Anstöße SWR1 RP / Morgengruß SWR4 RP

In Berlin ist mir das besonders unangenehm aufgefallen: An jeder Ecke wird man angebettelt! Man kann dem gar nicht entgehen. Und richtig aggressiv geht das teilweise zu. Da steigt ein abgehalfterter Amerikaner mit seiner Gitarre in die U-Bahn, singt ungefragt ein paar Strophen runter und meint, jetzt habe er ein Anrecht auf Bezahlung. Diejenigen, die ihn leer ausgehen lassen, werden wüst von ihm beschimpft.
Nichts geben wird da fast schon zur Mutprobe.
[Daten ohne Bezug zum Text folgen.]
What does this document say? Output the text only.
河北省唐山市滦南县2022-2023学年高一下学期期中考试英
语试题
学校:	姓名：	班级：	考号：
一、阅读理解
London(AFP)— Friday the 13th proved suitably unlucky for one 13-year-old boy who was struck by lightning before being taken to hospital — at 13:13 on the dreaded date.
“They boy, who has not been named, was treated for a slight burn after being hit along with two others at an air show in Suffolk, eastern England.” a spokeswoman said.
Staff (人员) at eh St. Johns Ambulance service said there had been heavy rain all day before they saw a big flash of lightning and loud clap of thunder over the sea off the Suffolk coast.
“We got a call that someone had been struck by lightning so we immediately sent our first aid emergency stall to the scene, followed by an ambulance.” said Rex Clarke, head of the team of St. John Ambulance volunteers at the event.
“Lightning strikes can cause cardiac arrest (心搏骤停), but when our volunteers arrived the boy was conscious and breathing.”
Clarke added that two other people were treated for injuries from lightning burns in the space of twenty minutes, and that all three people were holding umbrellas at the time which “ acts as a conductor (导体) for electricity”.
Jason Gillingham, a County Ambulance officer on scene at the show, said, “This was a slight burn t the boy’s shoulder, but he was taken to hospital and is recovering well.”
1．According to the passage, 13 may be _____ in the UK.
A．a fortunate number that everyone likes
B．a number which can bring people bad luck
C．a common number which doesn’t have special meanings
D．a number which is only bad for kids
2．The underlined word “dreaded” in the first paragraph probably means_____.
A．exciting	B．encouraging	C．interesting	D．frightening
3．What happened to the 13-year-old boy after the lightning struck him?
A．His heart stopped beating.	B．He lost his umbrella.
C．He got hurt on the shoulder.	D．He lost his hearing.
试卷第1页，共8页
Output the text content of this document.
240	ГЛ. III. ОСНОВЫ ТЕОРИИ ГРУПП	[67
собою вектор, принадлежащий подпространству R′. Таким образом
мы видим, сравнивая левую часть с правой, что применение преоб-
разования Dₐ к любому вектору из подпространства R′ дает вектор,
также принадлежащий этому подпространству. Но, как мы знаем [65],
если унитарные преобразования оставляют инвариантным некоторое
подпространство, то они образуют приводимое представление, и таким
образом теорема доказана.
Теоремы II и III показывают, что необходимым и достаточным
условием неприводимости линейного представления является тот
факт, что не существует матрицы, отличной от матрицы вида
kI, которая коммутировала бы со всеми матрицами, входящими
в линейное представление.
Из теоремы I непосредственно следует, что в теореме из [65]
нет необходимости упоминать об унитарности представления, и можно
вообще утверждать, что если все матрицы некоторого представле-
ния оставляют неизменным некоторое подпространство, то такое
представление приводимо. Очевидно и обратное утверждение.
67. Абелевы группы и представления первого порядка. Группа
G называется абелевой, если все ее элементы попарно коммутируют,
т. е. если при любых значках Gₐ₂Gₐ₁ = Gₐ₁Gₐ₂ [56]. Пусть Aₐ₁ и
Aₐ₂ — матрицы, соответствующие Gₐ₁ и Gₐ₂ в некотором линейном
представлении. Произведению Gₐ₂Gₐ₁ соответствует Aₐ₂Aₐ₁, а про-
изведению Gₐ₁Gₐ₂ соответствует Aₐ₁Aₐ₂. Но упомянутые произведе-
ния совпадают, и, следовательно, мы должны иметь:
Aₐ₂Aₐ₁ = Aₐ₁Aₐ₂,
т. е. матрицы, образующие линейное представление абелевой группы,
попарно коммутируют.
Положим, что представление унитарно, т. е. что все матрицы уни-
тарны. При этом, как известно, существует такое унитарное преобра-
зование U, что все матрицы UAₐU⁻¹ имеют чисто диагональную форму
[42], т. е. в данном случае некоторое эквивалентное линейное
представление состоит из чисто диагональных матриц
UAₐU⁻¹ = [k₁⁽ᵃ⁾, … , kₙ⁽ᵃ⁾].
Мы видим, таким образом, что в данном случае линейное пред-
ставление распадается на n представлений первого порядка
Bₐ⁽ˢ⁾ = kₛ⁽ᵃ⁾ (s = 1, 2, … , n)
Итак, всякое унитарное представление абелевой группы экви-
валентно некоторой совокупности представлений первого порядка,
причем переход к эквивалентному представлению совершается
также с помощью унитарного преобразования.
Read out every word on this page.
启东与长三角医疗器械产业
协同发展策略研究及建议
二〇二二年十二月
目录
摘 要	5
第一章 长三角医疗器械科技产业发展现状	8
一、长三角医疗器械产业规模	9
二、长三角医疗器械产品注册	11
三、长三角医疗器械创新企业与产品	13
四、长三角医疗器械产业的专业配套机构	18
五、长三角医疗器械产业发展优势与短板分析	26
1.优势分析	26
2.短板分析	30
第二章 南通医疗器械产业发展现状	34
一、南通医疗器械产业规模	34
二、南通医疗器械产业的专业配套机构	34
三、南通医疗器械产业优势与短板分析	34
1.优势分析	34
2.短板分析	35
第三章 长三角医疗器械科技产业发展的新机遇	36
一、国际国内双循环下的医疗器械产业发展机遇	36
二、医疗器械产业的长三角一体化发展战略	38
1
Mir geht das auf die Nerven: Wenn ich was gebe, dann will ich das aus freien Stücken tun. Ich will nichts geben, nur um jemanden loszuwerden; ich will nicht genötigt werden.
„Bittet, so wir euch wird gegeben“, sagt Jesus.
Und das macht den Unterschied: Wenn jemand bittet, soll er vertrauen und dem Anderen die Freiheit lassen, auch „nein“ zu sagen. Und wenn ihm das gelingt, wenn er dem Anderen die Freiheit lässt, dann bekommt er auch, um was er bittet.
Und auch das habe ich in Berlin erlebt:
Wir laufen nachts durch irgendwelche U-Bahngänge, und dann durch so eine Unterführung, alles ziemlich einsam und düster. Da sitzen zwei Männer auf dem Boden, ein paar Flaschen Bier um sich rum. Der eine hält seinen Hut hoch, als er uns sieht. „Habt Ihr `n bisschen Geld übrig?“
Wir gehen eilig an ihnen vorbei, ohne sie weiter zu beachten.
Da höre ich ihn ganz freundlich hinter uns her sagen:
„Wünsche euch trotzdem einen schönen Abend!“
Einen Moment hat es gedauert, dann blieb ich stehen. Ich konnte gar nicht anders: ich musste umkehren und ihm was geben. Und ich habe es richtig gern getan. Denn dieser Mann hat mich überrascht. Er hat unsere Abweisung akzeptiert. Und er ist freundlich geblieben, obwohl wir seine Bitte nicht einmal beachtet haben.